Bon, avouons cependant que le tout aurait pu être plus ou moins habilement caché par une mise en scène efficace. Mais c'est là que le bas blesse sérieusement, car la réalisation de M. Night Shyamalan est juste une catastrophe à tous les niveaux. Jamais ce réalisateur n'avait atteint ce niveau de nullité à peine digne d'un tacheron de série Z. Shyamalan rate tout dans son film, aucune émotion, aucun souffle épique, aucun suspens, mais, pire que cela, il n'insuffle dans son film aucun rythme. L'ennui est donc présent au détour de chaque plan de caméra, et les choses s'empirent dès que Le dernier maître de l'air se met à bouger. Les scènes d'action sont ainsi d'une mollesse incroyable (même les séquences de bataille de Donjons & dragons étaient plus rythmées, c'est dire !) quand ce n'est d'un ridicule affligeant (voir la scène ou Aang se bat en scrolling unidirectionnel), et la bataille finale, avec sa vingtaine de figurants, donne l'impression constante qu'il ne se passe strictement rien à l'écran.

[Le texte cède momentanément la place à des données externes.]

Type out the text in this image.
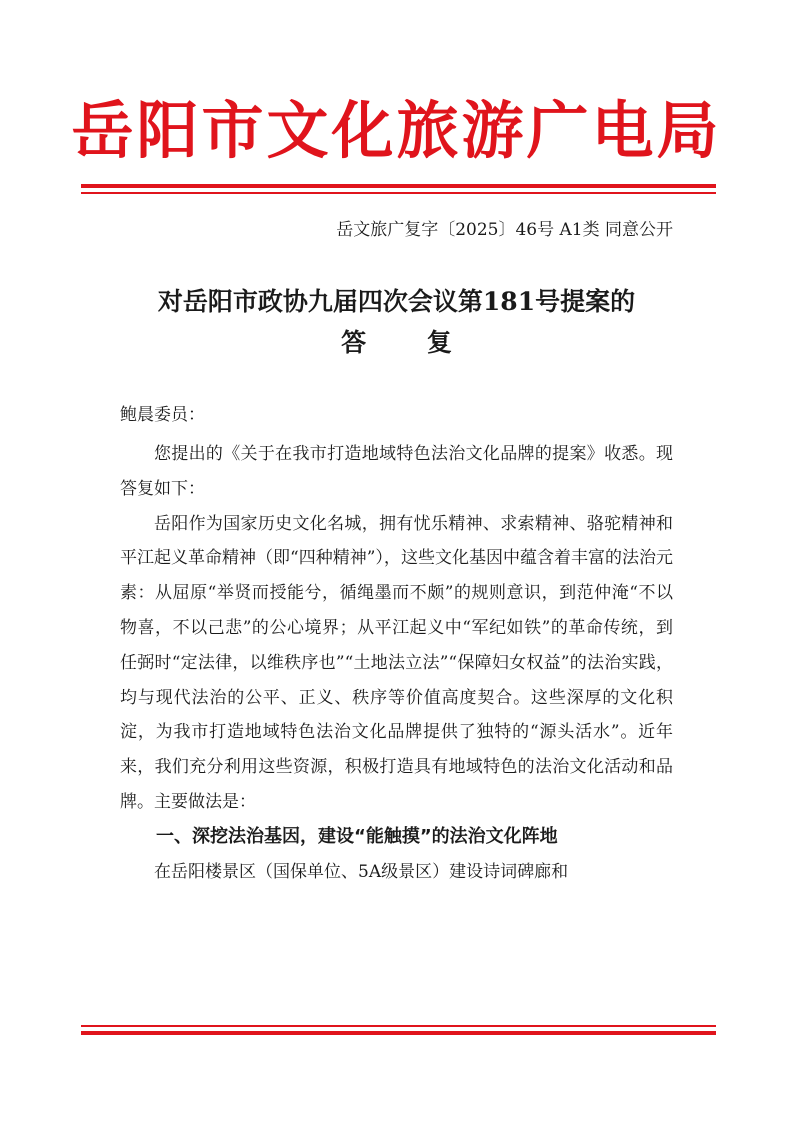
岳阳市文化旅游广电局
岳文旅广复字〔2025〕46号 A1类 同意公开
对岳阳市政协九届四次会议第181号提案的
答 复
鲍晨委员：

您提出的《关于在我市打造地域特色法治文化品牌的提案》收悉。现答复如下：

岳阳作为国家历史文化名城，拥有忧乐精神、求索精神、骆驼精神和平江起义革命精神（即“四种精神”），这些文化基因中蕴含着丰富的法治元素：从屈原“举贤而授能兮，循绳墨而不颇”的规则意识，到范仲淹“不以物喜，不以己悲”的公心境界；从平江起义中“军纪如铁”的革命传统，到任弼时“定法律，以维秩序也”“土地法立法”“保障妇女权益”的法治实践，均与现代法治的公平、正义、秩序等价值高度契合。这些深厚的文化积淀，为我市打造地域特色法治文化品牌提供了独特的“源头活水”。近年来，我们充分利用这些资源，积极打造具有地域特色的法治文化活动和品牌。主要做法是：

一、深挖法治基因，建设“能触摸”的法治文化阵地

在岳阳楼景区（国保单位、5A级景区）建设诗词碑廊和
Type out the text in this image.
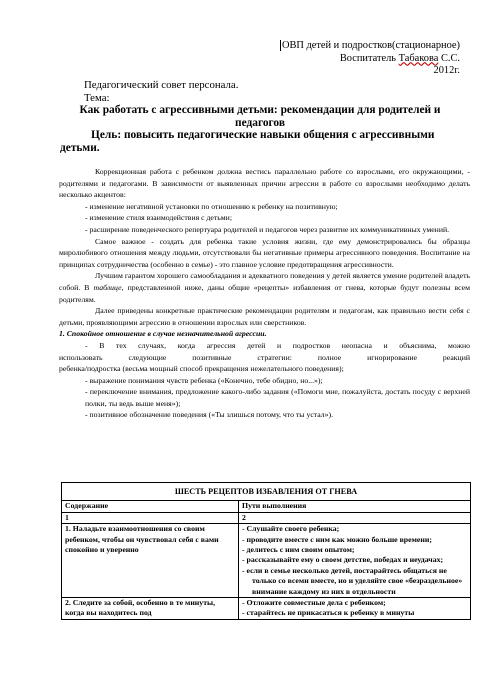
ОВП детей и подростков(стационарное)
Воспитатель Табакова С.С.
2012г.
Педагогический совет персонала.
Тема:
Как работать с агрессивными детьми: рекомендации для родителей и педагогов
Цель: повысить педагогические навыки общения с агрессивными детьми.

Коррекционная работа с ребенком должна вестись параллельно работе со взрослыми, его окружающими, - родителями и педагогами. В зависимости от выявленных причин агрессии в работе со взрослыми необходимо делать несколько акцентов:

- изменение негативной установки по отношению к ребенку на позитивную;

- изменение стиля взаимодействия с детьми;

- расширение поведенческого репертуара родителей и педагогов через развитие их коммуникативных умений.

Самое важное - создать для ребенка такие условия жизни, где ему демонстрировались бы образцы миролюбивого отношения между людьми, отсутствовали бы негативные примеры агрессивного поведения. Воспитание на принципах сотрудничества (особенно в семье) - это главное условие предотвращения агрессивности.

Лучшим гарантом хорошего самообладания и адекватного поведения у детей является умение родителей владеть собой. В таблице, представленной ниже, даны общие «рецепты» избавления от гнева, которые будут полезны всем родителям.

Далее приведены конкретные практические рекомендации родителям и педагогам, как правильно вести себя с детьми, проявляющими агрессию в отношении взрослых или сверстников.

1. Спокойное отношение в случае незначительной агрессии.

- В тех случаях, когда агрессия детей и подростков неопасна и объяснима, можно

использовать следующие позитивные стратегии: полное игнорирование реакций

ребенка/подростка (весьма мощный способ прекращения нежелательного поведения);

- выражение понимания чувств ребенка («Конечно, тебе обидно, но...»);

- переключение внимания, предложение какого-либо задания («Помоги мне, пожалуйста, достать посуду с верхней полки, ты ведь выше меня»);

- позитивное обозначение поведения («Ты злишься потому, что ты устал»).

ШЕСТЬ РЕЦЕПТОВ ИЗБАВЛЕНИЯ ОТ ГНЕВА	
Содержание	Пути выполнения
1	2
1. Наладьте взаимоотношения со своим ребенком, чтобы он чувствовал себя с вами спокойно и уверенно	- Слушайте своего ребенка;

- проводите вместе с ним как можно больше времени;

- делитесь с ним своим опытом;

- рассказывайте ему о своем детстве, победах и неудачах;

- если в семье несколько детей, постарайтесь общаться не только со всеми вместе, но и уделяйте свое «безраздельное» внимание каждому из них в отдельности

2. Следите за собой, особенно в те минуты, когда вы находитесь под	- Отложите совместные дела с ребенком;

- старайтесь не прикасаться к ребенку в минуты
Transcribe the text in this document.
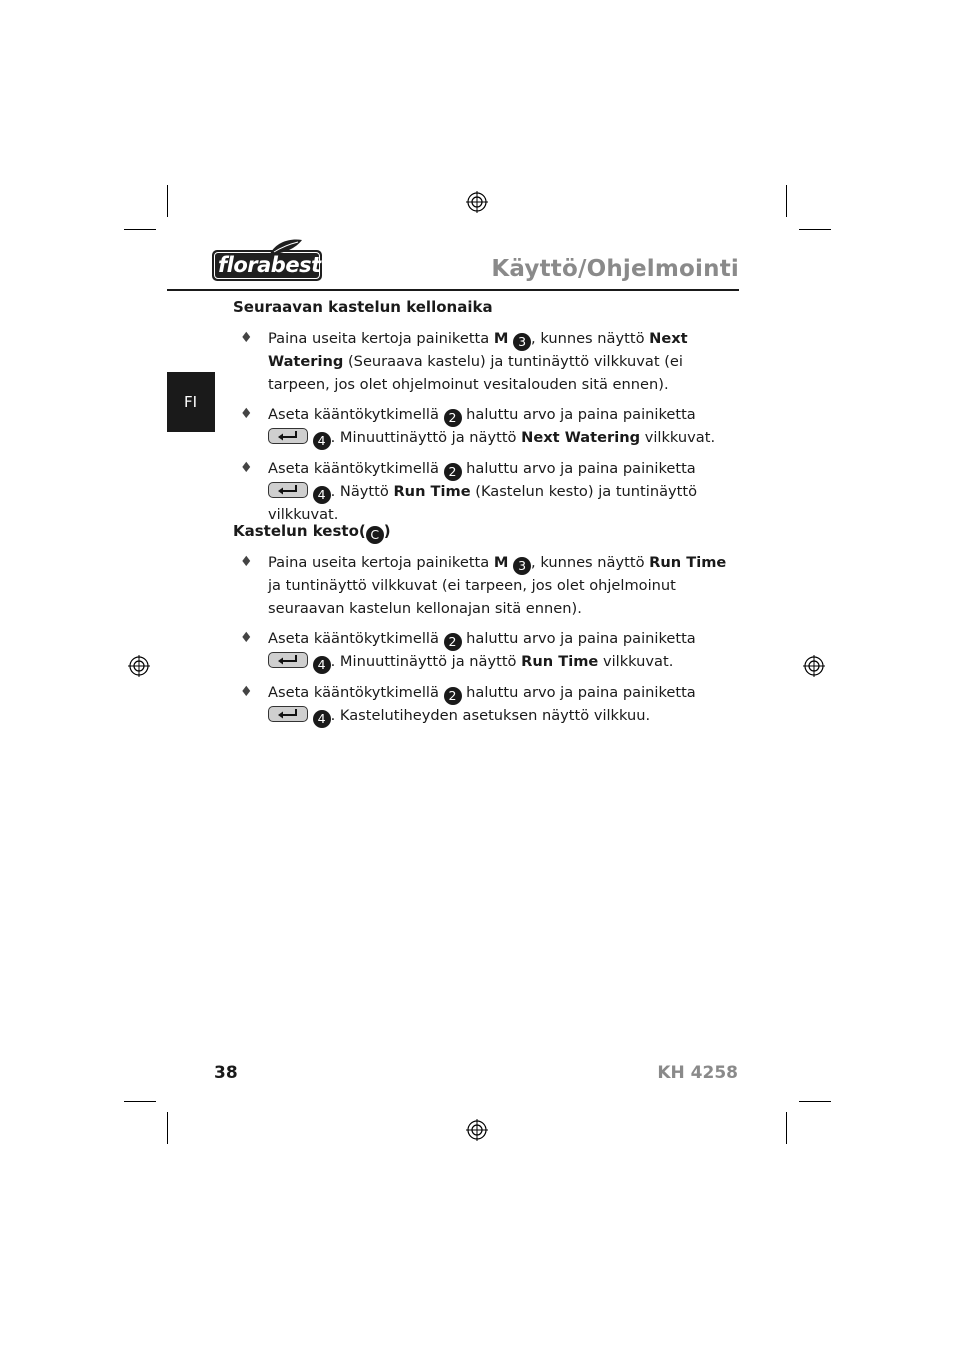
florabest	Käyttö/Ohjelmointi
FI
Seuraavan kastelun kellonaika
♦ Paina useita kertoja painiketta M 3 , kunnes näyttö Next Watering (Seuraava kastelu) ja tuntinäyttö vilkkuvat (ei tarpeen, jos olet ohjelmoinut vesitalouden sitä ennen).
♦ Aseta kääntökytkimellä 2 haluttu arvo ja paina painiketta
4 . Minuuttinäyttö ja näyttö Next Watering vilkkuvat.
♦ Aseta kääntökytkimellä 2 haluttu arvo ja paina painiketta
4 . Näyttö Run Time (Kastelun kesto) ja tuntinäyttö vilkkuvat.
Kastelun kesto( C )
♦ Paina useita kertoja painiketta M 3 , kunnes näyttö Run Time ja tuntinäyttö vilkkuvat (ei tarpeen, jos olet ohjelmoinut seuraavan kastelun kellonajan sitä ennen).
♦ Aseta kääntökytkimellä 2 haluttu arvo ja paina painiketta
4 . Minuuttinäyttö ja näyttö Run Time vilkkuvat.
♦ Aseta kääntökytkimellä 2 haluttu arvo ja paina painiketta
4 . Kastelutiheyden asetuksen näyttö vilkkuu.
38	KH 4258
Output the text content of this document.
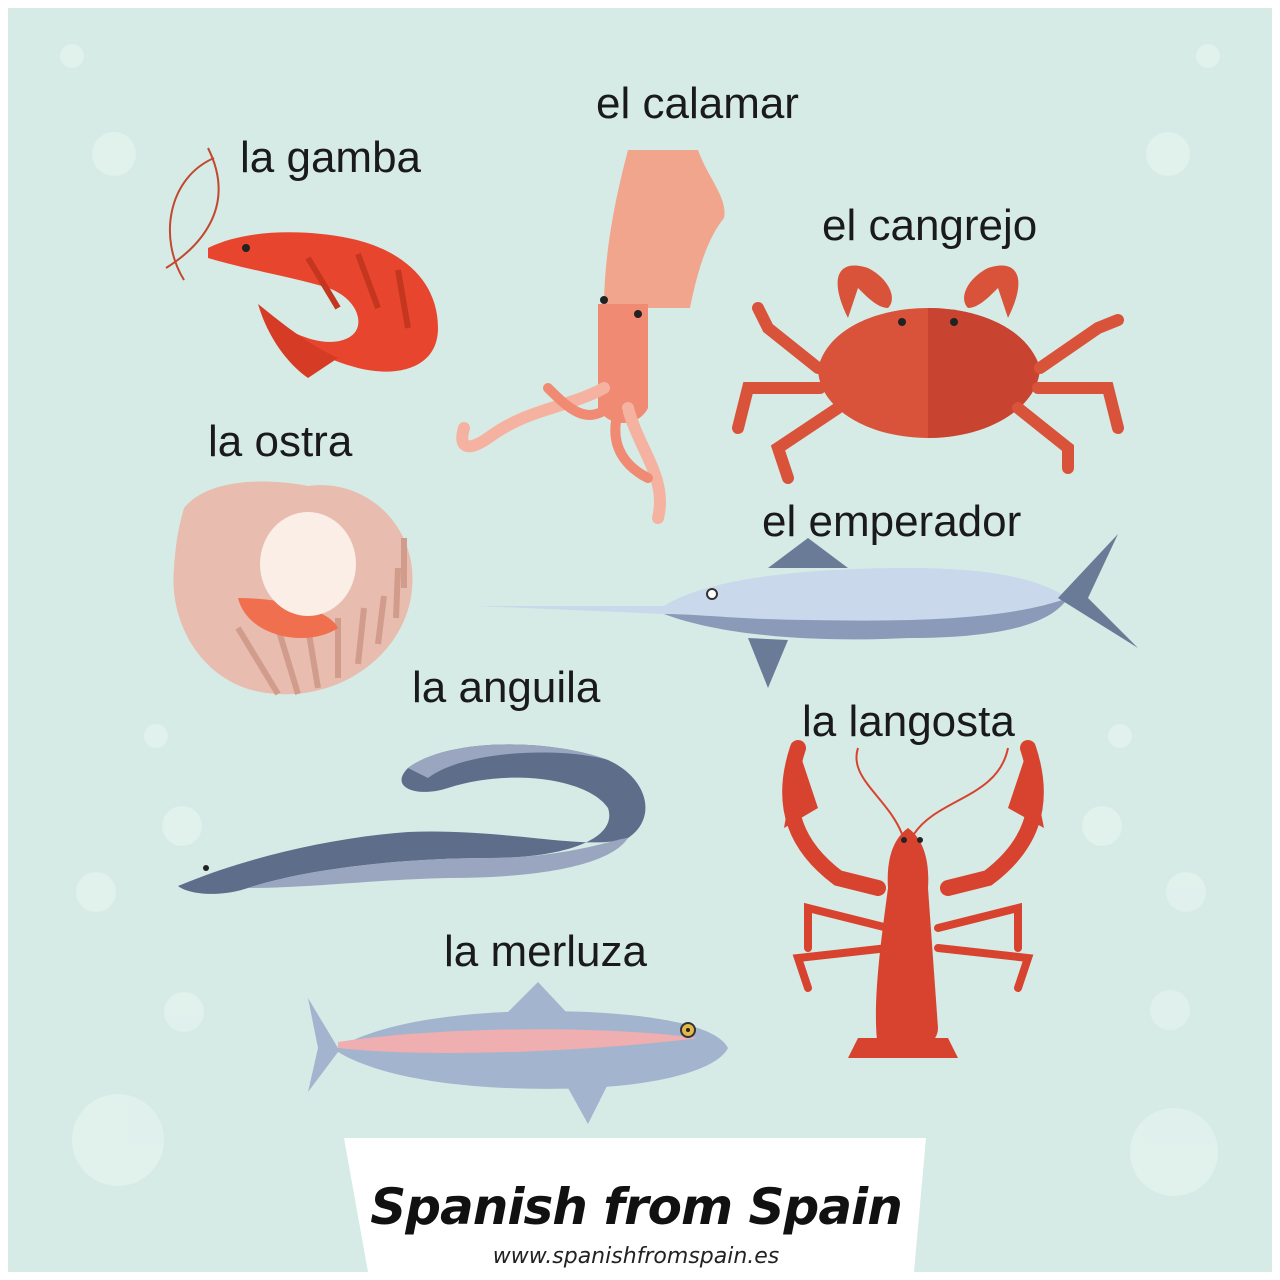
la gamba
el calamar
el cangrejo
la ostra
el emperador
la anguila
la langosta
la merluza
Spanish from Spain
www.spanishfromspain.es
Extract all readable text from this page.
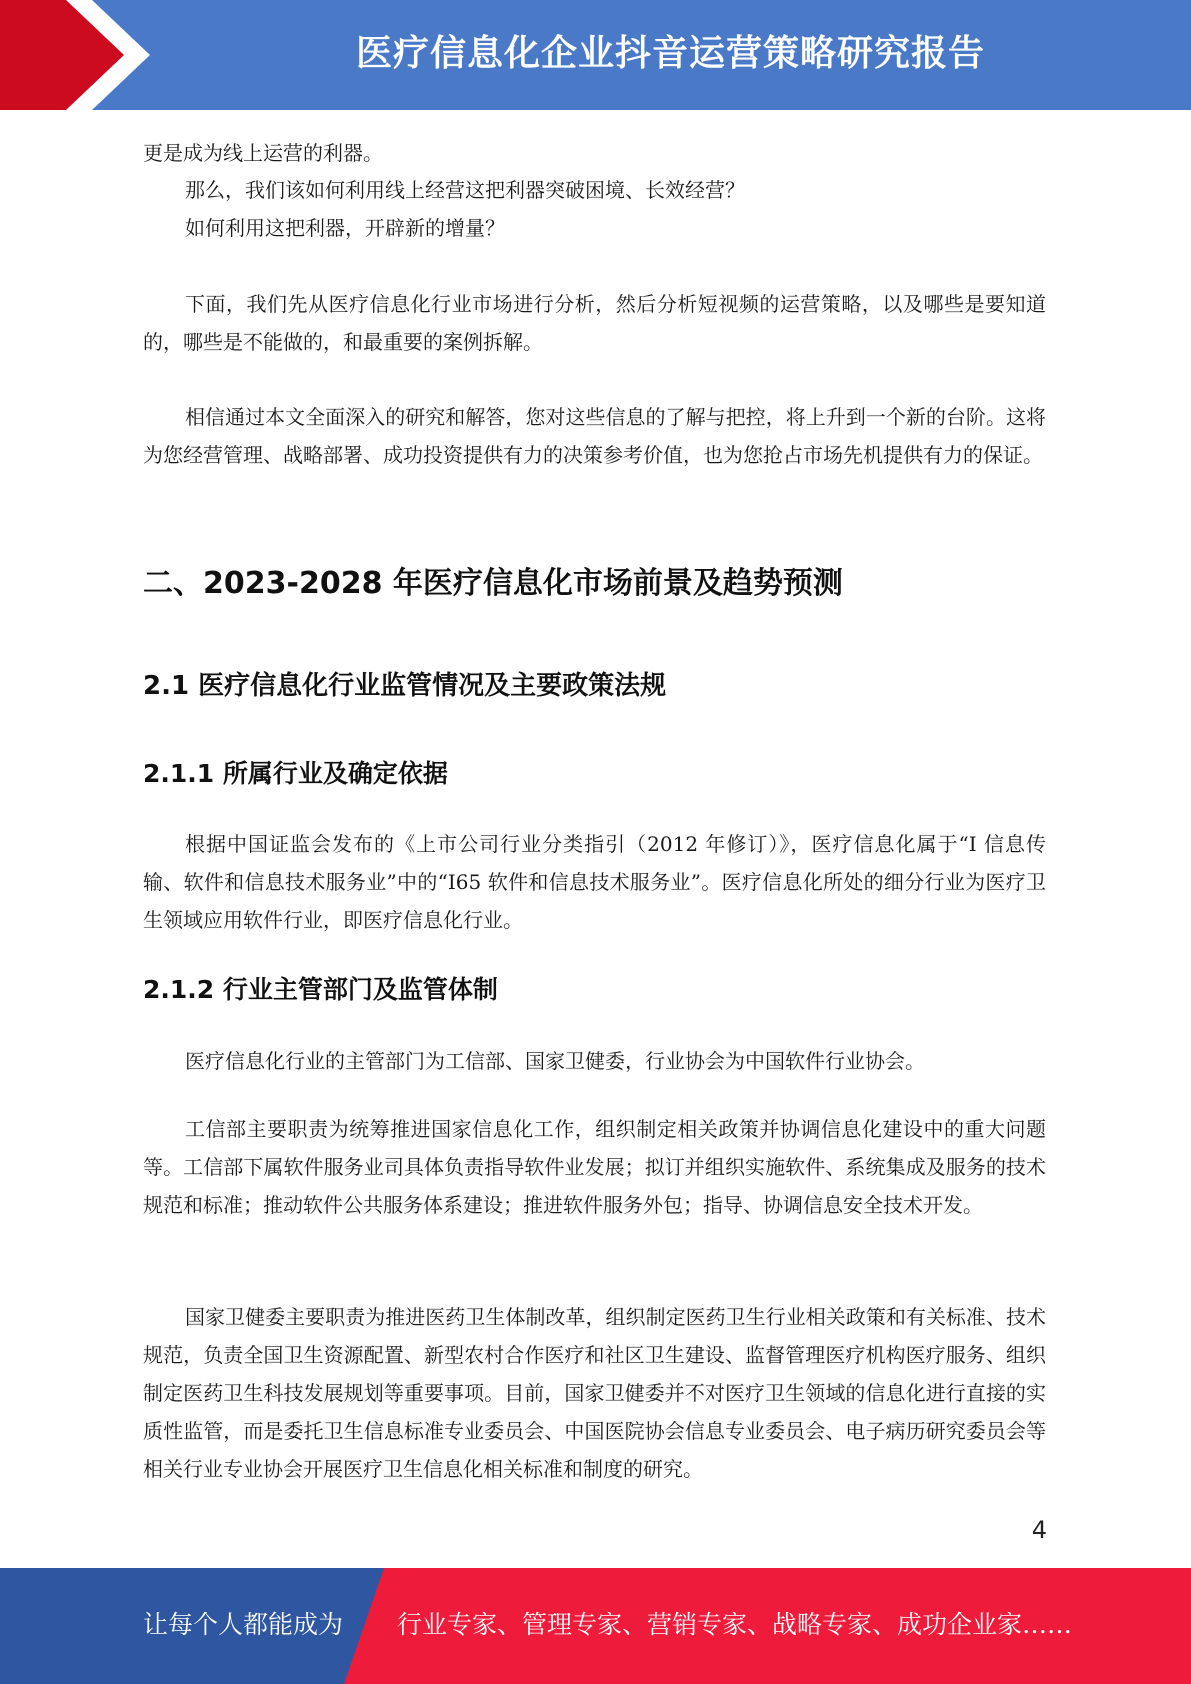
医疗信息化企业抖音运营策略研究报告

更是成为线上运营的利器。

那么，我们该如何利用线上经营这把利器突破困境、长效经营？

如何利用这把利器，开辟新的增量？

下面，我们先从医疗信息化行业市场进行分析，然后分析短视频的运营策略，以及哪些是要知道的，哪些是不能做的，和最重要的案例拆解。

相信通过本文全面深入的研究和解答，您对这些信息的了解与把控，将上升到一个新的台阶。这将为您经营管理、战略部署、成功投资提供有力的决策参考价值，也为您抢占市场先机提供有力的保证。

二、2023-2028 年医疗信息化市场前景及趋势预测
2.1 医疗信息化行业监管情况及主要政策法规
2.1.1 所属行业及确定依据

根据中国证监会发布的《上市公司行业分类指引（2012 年修订）》，医疗信息化属于“I 信息传输、软件和信息技术服务业”中的“I65 软件和信息技术服务业”。医疗信息化所处的细分行业为医疗卫生领域应用软件行业，即医疗信息化行业。

2.1.2 行业主管部门及监管体制

医疗信息化行业的主管部门为工信部、国家卫健委，行业协会为中国软件行业协会。

工信部主要职责为统筹推进国家信息化工作，组织制定相关政策并协调信息化建设中的重大问题等。工信部下属软件服务业司具体负责指导软件业发展；拟订并组织实施软件、系统集成及服务的技术规范和标准；推动软件公共服务体系建设；推进软件服务外包；指导、协调信息安全技术开发。

国家卫健委主要职责为推进医药卫生体制改革，组织制定医药卫生行业相关政策和有关标准、技术规范，负责全国卫生资源配置、新型农村合作医疗和社区卫生建设、监督管理医疗机构医疗服务、组织制定医药卫生科技发展规划等重要事项。目前，国家卫健委并不对医疗卫生领域的信息化进行直接的实质性监管，而是委托卫生信息标准专业委员会、中国医院协会信息专业委员会、电子病历研究委员会等相关行业专业协会开展医疗卫生信息化相关标准和制度的研究。

4
让每个人都能成为 行业专家、管理专家、营销专家、战略专家、成功企业家……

On s'ennuie donc beaucoup devant Le dernier maître de l'air, et ce n'est malheureusement pas la débauche d'effets spéciaux qui fait la différence. En effet, en dépit d'une photographie très réussie d'Andrew Lesnie, et de nombreux décors plutôt plaisants, les effets numériques sont très médiocres. En deux dimensions, le film souffre d'un grand nombre de flous assez pénibles preuve d'une conversion ratée entre les deux formats, ainsi que de plans de caméra insupportables qui rendent pénible la vision de certaines scènes (voir la scène avec le feu au premier plan, ou certains cadrages trop serrés). Le film ayant été conçu en trois dimensions, cela aura pu être pardonnable, si la 3d avait été réussie (voir la critique de David pour cet aspect). De plus, les effets des éléments ne font pas preuve d'une grande originalité. Pour tout ce qui ressort des incrustations, enfin, tout est raté, l'image donnant souvent l'impression que les acteurs jouent devant un écran vert (ce qui, d'ailleurs, doit être le cas).

Terminons sur un petit mot concernant le casting du film. Passons sur le fait que tous les acteurs du film soient catastrophiques (la palme revenant à l'insupportable Nicola Peltz), pour s'intéresser au fait que Shyamalan ait brisé l'univers asiatique de la série pour y intégrer un casting majoritairement constitué de blancs, mais sans en changer le contexte visuel. Les Inuits du peuple de l'eau sont remplacés par des blancs, les moines bouddhistes des nomades de l'air sont remplacés par des blancs, mais tous gardent le même code vestimentaire et la même écriture par idéogrammes caractéristiques des langues asiatiques. Cela donne au film un côté ridicule, de cet aspect colonialiste qui caractérisait déjà Prince of Persia, avec cette volonté des grands studios de vouloir placer des acteurs de type européen dans des rôles relevant d'autres ethnies. Quant aux méchants, et bien, ils ne sont ici plus asiatiques, mais sont désormais indiens, et tendent à donner au film une image du gentil blanc combattant la menace colorée...

La conclusion de

Le dernier maître de l'air est très clairement ce que M. Night Shyamalan aura offert de pire au septième art. Très mal écrit, réalisé de manière catastrophique, mal interprété, sans aucun rythme, ne possédant ni souffle épique, ni humour, l'adaptation ciné d'Avatar est un long-métrage d'une nullité presque affligeante. En voulant coller au plus près à la série animée (dont la durée est au moins six fois supérieure), Shyamalan a mis en boite un film sans intérêt, aussi bien pour les afficionados du matériau d'origine que pour celles et ceux qui ne connaissent absolument rien à cet univers. On aurait donc préféré qu'il sache s'en éloigner pour proposer un spectacle plus adapté aux format et aux contraintes cinématographiques ; tel quel, il n'en est rien, Le Dernier maître de l'air n'a juste aucun intérêt, et ce d'autant plus que les quelques rares bons éléments ne sont qu'un copié-collé de la série télé, et ne font donc preuve d'aucune véritable forme de créativité.

Que faut-il en retenir ?

  • Une photographie sophistiquée,
  • Quelques beaux décors.

Que faut-il oublier ?

  • Réalisation catastrophique,
  • De gros soucis de rythme,
  • Scénario bâclé,
  • Aucune fluidité narrative,
  • Dialogues pauvres,
  • Acteurs calamiteux,
  • Effets spéciaux très moyens,
  • De gros problèmes en 2d.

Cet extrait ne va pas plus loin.